Scottish referendum: If the results will be No what’s next for Scotland’s independence

If the result of the referendum will be NO, would you say that the Scottish independence will be for some time a case closed or it will probably pop out very quickly again? Read few comments.

Eve Hepburn, Senior Lecturer in Politics; and Depute Director of the Academy of Government, University of Edinburgh

Unlike the ‘neverendum’ in Quebec, a substate province of Canada that had two failed referendums on independence in 1980 and 1995, Alex Salmond, leader of the SNP, has declared that there will be no second referendum on independence in Scotland. He has stressed to voters that this will be the one and only referendum on independence – as he says, a ‘once in a lifetime opportunity’.

I imagine that this commitment to holding only one referendum is an attempt to win over Scottish voters who may think Scotland should be an independent country in the future, but who are not entirely certain about voting yes at the moment (and surveys have revealed that there is such a difference in some people’s minds). However, I would not completely rule out there being another independence referendum in the future, especially if, in the case of a no result, a large percentage of the population votes yes.

I would imagine that the SNP would not put a second independence referendum on the table straight away, however. There would be a need to see what would come from the pro-UK parties’ commitments to strengthening the powers of the devolved Scottish Parliament, and if this satisfied public demands for stronger self-determination. This process may take years. If a new devolved settlement does not satisfy Scots, however, I would assume that the SNP – like the Parti Quebecois – would wait until there were ‘winning conditions’ – politically and economically – in Scotland before even considering holding another referendum on independence. And that could be a long time away.

James Mitchell, Professor, Co-Director, Academy of Government, University of Edinburgh

The issue of Scotland’s constitutional status will not disappear.  Opponents have promised substantial new powers and have created expectations that Scotland will be protected from cuts in public expenditure and that welfare will be protected.  There are now very high expectations of significant change even if there is a NO vote.  This means that the issue will remain high on the agenda.  If UK Government fails to deliver the issue will return as Scots seek means to express their dissatisfaction with the failure to act.
I conclude my recent book – The Scottish Question – by noting that the Scottish Question cannot be resolved in a referendum.  The issues involved recur for each generation.

Neil McGarvey, Teaching Fellow, School of Government and Public Policy, University of Strathclyde

If the result is No it is unlikely to be raised again for at least a decade.
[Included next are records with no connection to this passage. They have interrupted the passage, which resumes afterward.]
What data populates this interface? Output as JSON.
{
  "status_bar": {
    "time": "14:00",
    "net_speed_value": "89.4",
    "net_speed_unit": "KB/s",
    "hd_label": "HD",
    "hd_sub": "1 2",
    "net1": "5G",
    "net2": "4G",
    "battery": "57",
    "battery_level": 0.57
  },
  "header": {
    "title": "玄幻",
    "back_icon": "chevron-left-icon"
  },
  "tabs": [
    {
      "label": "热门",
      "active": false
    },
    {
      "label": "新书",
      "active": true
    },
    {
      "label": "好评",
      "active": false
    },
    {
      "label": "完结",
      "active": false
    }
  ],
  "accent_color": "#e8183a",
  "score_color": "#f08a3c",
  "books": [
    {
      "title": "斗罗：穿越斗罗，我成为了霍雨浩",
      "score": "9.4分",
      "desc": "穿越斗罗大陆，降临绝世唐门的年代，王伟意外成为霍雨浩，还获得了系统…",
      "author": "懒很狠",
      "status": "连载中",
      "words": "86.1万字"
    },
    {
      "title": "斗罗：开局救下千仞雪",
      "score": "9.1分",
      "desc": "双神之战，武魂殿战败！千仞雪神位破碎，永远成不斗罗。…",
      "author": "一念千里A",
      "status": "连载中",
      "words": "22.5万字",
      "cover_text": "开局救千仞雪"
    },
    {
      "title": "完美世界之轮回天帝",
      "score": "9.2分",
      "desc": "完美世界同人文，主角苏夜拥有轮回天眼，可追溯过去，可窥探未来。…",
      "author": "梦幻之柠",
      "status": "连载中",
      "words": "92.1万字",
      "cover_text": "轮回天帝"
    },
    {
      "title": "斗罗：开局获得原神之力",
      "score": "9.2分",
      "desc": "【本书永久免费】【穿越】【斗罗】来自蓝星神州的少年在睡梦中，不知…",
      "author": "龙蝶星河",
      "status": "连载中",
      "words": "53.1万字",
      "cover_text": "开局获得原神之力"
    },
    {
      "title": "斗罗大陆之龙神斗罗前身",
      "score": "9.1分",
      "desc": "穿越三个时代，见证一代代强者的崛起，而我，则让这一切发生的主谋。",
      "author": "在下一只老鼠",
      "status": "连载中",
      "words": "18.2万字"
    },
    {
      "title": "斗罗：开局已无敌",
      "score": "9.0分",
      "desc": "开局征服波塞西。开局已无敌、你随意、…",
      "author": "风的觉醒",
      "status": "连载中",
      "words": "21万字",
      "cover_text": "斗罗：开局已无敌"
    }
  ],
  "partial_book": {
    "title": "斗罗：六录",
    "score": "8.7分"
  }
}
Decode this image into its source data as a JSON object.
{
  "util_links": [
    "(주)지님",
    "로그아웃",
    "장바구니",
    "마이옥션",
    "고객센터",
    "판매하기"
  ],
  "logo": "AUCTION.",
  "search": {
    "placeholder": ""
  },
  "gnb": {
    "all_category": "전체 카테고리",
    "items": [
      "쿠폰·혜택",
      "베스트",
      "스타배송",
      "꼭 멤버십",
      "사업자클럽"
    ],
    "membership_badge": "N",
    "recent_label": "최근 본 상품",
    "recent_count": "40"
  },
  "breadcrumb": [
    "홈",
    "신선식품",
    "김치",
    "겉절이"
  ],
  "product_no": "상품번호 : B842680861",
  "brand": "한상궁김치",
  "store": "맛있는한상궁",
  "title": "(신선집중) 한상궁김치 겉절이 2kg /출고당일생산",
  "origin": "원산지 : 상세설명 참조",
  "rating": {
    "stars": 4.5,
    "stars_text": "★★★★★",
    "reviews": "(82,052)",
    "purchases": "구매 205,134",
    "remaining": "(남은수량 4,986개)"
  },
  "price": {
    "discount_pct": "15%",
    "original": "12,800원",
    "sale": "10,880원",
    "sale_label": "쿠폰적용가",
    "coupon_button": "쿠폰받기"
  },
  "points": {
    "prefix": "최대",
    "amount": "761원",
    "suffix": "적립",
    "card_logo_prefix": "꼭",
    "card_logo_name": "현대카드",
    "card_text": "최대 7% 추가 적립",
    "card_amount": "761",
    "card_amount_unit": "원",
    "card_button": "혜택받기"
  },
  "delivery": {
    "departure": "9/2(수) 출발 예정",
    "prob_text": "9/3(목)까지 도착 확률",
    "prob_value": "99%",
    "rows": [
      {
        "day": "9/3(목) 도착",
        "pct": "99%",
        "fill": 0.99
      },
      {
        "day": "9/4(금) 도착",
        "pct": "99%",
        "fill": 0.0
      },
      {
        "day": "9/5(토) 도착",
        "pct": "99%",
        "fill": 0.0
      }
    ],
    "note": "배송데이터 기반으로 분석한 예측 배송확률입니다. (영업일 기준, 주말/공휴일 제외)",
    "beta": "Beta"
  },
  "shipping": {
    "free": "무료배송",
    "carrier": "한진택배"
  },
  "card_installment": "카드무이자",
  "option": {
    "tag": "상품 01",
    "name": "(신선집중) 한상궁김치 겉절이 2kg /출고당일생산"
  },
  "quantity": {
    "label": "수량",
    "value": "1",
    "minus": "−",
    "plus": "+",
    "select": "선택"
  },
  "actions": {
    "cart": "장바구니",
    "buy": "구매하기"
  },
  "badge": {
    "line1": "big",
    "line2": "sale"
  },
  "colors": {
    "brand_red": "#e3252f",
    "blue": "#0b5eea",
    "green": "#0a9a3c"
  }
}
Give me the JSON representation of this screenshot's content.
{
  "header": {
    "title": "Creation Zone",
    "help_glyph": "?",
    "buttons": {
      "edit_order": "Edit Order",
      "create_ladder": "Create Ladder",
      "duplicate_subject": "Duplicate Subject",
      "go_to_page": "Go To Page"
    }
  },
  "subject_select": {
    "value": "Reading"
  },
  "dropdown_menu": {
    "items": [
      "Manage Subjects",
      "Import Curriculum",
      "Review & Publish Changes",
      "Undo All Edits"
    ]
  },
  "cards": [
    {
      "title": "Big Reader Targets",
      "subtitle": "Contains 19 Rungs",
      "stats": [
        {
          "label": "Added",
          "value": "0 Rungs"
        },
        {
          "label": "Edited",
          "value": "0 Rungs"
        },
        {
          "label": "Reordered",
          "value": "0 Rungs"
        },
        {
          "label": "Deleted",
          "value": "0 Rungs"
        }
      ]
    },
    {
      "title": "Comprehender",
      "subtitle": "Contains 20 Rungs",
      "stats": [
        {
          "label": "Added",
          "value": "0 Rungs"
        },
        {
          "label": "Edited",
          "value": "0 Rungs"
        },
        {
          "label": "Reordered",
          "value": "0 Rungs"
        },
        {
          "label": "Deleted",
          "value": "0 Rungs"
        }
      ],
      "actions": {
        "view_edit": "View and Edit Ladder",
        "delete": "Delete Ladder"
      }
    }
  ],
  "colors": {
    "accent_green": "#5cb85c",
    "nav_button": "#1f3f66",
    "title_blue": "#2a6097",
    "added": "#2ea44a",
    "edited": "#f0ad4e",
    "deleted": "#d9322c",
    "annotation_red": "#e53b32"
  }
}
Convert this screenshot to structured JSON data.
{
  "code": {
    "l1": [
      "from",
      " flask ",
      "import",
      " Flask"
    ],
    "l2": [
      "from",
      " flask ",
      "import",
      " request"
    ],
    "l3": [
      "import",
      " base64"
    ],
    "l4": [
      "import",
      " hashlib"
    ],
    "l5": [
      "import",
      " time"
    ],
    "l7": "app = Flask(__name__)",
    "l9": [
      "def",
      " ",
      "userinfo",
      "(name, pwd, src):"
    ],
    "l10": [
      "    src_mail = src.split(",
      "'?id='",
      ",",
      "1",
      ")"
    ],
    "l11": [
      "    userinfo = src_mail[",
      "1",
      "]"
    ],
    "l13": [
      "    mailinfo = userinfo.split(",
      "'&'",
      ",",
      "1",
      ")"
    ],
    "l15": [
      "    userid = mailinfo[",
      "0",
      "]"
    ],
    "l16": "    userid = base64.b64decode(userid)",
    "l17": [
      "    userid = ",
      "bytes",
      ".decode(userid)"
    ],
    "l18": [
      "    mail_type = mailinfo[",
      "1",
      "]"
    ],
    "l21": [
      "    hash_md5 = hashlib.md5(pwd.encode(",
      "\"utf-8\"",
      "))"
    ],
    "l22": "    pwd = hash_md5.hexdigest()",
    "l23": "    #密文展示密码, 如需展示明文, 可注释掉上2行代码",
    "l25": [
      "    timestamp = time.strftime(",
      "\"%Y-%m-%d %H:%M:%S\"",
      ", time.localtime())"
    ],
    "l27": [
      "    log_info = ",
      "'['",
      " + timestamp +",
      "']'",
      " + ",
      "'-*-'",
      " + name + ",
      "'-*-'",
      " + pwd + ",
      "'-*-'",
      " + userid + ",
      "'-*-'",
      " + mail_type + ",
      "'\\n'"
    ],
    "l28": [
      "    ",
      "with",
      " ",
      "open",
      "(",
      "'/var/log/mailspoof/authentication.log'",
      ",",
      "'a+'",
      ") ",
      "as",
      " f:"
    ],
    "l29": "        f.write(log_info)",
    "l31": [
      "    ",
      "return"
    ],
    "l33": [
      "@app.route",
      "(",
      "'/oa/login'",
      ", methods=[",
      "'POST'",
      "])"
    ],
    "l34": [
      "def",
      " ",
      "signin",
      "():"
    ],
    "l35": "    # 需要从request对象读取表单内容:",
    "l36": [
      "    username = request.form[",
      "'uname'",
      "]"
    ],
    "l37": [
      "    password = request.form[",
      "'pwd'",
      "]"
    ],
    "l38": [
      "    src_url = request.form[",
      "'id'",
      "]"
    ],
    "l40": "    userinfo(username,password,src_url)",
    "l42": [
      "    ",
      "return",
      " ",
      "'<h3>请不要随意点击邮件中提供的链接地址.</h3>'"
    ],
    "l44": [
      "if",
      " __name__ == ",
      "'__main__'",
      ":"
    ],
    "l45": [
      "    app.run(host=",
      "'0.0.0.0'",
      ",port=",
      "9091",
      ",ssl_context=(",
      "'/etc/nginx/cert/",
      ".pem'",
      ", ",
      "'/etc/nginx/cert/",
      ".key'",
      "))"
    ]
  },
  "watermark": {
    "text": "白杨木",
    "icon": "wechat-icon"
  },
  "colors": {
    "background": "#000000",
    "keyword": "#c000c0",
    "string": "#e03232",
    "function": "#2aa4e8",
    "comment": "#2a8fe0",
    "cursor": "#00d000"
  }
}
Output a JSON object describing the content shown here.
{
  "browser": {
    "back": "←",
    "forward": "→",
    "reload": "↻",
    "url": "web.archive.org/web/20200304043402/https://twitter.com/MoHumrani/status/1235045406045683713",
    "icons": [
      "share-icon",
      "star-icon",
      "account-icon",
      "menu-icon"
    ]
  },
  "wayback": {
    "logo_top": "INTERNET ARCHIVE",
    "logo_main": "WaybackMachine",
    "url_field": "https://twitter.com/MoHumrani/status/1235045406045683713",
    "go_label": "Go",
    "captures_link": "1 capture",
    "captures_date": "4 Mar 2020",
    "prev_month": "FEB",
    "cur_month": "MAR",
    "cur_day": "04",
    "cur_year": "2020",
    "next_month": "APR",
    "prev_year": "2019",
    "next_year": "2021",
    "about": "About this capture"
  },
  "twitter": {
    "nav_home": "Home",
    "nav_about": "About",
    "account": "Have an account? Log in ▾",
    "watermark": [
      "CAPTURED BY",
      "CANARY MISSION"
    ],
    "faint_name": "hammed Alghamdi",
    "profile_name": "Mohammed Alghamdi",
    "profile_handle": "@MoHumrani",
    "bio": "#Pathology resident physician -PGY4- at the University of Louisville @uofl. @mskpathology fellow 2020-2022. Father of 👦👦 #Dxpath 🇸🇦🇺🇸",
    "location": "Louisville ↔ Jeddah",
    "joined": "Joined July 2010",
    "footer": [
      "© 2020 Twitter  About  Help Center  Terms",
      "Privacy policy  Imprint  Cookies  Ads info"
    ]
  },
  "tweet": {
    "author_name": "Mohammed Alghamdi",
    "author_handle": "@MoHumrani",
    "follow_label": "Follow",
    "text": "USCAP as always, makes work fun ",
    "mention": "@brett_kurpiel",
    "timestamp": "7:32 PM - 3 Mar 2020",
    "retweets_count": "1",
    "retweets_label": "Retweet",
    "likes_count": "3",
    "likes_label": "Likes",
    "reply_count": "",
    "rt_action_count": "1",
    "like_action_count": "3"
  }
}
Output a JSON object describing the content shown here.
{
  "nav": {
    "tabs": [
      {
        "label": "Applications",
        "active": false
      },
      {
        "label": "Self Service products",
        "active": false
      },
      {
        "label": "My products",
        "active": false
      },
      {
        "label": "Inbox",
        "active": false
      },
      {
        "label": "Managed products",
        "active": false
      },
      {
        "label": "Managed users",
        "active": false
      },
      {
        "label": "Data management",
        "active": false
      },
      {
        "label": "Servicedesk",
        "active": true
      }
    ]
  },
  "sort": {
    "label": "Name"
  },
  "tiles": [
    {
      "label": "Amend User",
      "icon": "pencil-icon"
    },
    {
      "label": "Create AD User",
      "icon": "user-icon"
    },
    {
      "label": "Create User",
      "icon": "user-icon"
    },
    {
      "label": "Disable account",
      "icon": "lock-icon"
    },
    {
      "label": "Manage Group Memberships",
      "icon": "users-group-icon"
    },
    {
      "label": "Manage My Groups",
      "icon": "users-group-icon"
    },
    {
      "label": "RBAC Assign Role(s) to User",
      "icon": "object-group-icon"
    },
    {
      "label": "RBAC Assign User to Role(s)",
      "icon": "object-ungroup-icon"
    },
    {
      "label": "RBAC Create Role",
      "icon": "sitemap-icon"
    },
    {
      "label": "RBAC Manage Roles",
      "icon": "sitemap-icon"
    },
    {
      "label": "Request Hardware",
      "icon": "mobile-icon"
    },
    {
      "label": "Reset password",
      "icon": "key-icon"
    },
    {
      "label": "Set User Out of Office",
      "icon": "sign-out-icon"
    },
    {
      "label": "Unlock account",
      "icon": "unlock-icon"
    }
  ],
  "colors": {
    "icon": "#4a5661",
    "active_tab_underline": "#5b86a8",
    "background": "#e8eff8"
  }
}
However, there may be circumstances where that could change.

IF the Conservative Party win the 2015 General Election and follow through on their commitment to hold an IN/Out EU Referendum that could raise the issue again. Especially if England votes to leave the EU and Scotland votes to stay.

The polls are very tight now. Yes has a genuine chance of winning on Thursday.

Thomas Carl LundbergLecturer in Politics, School of Social and Political Sciences, University of Glasgow

Alex Salmond has stressed how the referendum is a once-in-a-generation opportunity, so I don’t think he would bring it back up while he remains first minister. I do think, however, that after a ‘no’ vote, tensions between Scotland and the rest of the UK would increase, especially if the Conservatives win the 2015 Westminster election. Scotland’s funding will probably be reduced after a ‘no’ vote, due to pressure from the rest of the UK for a needs-based system, forcing Scotland to raise personal income taxes if it wants to keep services where they are now. If the UK votes to leave the EU, the pressure to have another referendum will be even higher.
I don’t believe that the UK government could give Scotland significantly greater autonomy because the rest of the UK would object (why should Scotland get special privileges?). The UK government could also forbid another referendum or make the terms more difficult (perhaps a higher threshold of victory would be required).